Mudd also includes two useful resources as appendices: Appendix A explains a number of biases that are always at risk of creeping into any analysis that involves humans making decisions; Appendix B is a checklist of sorts to which practitioners can refer when applying Mudd’s HEAD framework.

My Take: I found The HEAD Game to be a straightforward, reasonably succinct, and – importantly – useful and practical guide to analytic decision-making.

Mudd logically walks the reader through the process, illustrating with well-chosen examples from everyday life (e.g., buying a car, choosing a house, etc.) and from his time at the CIA (e.g., the United States’ second invasion of Iraq, India’s nuclear test in 1998, various insurgencies around the world). These examples show where analytic decision-making succeeded and failed, with useful critiques that show how even seasoned subject matter experts can fall victim to human biases, fundamental errors, and other pitfalls.
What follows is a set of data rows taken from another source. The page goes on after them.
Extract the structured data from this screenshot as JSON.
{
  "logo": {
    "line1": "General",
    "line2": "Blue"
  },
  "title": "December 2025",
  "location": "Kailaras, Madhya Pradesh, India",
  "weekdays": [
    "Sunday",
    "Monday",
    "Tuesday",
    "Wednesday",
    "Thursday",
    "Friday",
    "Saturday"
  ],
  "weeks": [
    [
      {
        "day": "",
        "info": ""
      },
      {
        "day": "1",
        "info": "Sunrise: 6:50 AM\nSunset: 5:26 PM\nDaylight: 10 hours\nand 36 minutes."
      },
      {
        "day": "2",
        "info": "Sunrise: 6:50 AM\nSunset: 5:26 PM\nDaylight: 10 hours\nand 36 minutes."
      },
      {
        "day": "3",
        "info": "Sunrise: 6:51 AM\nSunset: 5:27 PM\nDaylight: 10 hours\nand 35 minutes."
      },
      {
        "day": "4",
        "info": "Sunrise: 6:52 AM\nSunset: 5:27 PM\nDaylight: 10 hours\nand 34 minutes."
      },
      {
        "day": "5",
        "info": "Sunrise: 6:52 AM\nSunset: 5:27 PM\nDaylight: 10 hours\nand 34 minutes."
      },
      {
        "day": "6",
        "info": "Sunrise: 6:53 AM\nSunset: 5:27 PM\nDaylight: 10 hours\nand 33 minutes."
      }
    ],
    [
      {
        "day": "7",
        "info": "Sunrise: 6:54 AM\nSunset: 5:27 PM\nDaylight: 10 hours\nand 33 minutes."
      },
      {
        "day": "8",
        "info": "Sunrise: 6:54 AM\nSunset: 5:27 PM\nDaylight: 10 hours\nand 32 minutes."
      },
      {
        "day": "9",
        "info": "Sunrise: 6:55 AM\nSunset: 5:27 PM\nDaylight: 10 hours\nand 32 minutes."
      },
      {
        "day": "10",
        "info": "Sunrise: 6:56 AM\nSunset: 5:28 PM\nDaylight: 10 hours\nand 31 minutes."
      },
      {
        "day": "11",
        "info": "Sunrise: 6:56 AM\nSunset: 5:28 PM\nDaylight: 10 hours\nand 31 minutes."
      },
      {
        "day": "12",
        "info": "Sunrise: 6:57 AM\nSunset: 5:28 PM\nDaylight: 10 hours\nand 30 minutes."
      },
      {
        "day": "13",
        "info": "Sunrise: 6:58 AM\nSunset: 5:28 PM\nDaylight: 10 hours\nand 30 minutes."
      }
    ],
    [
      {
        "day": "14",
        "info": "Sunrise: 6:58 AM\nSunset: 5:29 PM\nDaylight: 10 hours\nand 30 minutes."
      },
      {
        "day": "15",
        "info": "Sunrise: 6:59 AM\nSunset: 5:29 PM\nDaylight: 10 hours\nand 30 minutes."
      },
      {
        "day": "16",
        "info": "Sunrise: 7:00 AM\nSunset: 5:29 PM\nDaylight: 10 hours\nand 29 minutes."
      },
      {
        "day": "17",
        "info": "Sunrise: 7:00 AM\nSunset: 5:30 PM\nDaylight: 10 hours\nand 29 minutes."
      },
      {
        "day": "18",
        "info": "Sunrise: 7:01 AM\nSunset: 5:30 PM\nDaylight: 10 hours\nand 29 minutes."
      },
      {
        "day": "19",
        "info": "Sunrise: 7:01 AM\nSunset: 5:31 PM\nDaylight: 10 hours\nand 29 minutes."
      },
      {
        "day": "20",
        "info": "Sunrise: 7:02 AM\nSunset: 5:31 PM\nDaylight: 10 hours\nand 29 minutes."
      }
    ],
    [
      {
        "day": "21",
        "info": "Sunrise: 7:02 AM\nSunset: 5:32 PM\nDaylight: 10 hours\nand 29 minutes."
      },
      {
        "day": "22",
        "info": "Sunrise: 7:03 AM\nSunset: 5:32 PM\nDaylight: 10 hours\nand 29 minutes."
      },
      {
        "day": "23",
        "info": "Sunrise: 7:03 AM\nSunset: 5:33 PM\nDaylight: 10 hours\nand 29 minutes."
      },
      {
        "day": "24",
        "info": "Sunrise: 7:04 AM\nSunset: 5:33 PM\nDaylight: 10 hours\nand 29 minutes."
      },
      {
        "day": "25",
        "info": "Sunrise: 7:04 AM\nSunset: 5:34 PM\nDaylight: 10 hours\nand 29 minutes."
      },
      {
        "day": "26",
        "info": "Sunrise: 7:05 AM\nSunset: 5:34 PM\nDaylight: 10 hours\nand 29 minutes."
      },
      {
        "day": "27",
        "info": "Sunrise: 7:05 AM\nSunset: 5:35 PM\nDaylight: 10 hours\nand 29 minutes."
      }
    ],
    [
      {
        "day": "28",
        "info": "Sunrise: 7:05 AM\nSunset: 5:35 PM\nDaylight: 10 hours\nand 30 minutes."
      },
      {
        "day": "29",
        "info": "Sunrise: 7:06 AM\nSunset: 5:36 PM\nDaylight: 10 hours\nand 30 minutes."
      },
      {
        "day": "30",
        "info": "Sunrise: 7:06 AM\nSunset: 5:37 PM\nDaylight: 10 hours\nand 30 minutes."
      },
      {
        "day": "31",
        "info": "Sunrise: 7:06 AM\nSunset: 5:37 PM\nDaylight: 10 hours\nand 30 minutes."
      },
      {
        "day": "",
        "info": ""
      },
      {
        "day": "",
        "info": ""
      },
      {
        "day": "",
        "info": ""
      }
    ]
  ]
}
Having read The HEAD Game and Superforecasting back-to-back, I’m struck (but not surprised) by the thematic overlap; for instance, both books address the importance of asking the right questions, challenges around understanding and evaluating complex issues, reducing uncertainty, expertise vs analysis, ways to (try to) engineer-out biases, the criticality of feedback to allow calibration and improvement, the need to examine multiple drivers, considering all angles, adversarial cooperation, and others.

Frankly, my biggest (only?) complaint about The HEAD Game is that there isn’t an index. What the hell, right? This annoyance is only slightly mitigated by the book’s use of footnotes, which I vastly prefer over endnotes.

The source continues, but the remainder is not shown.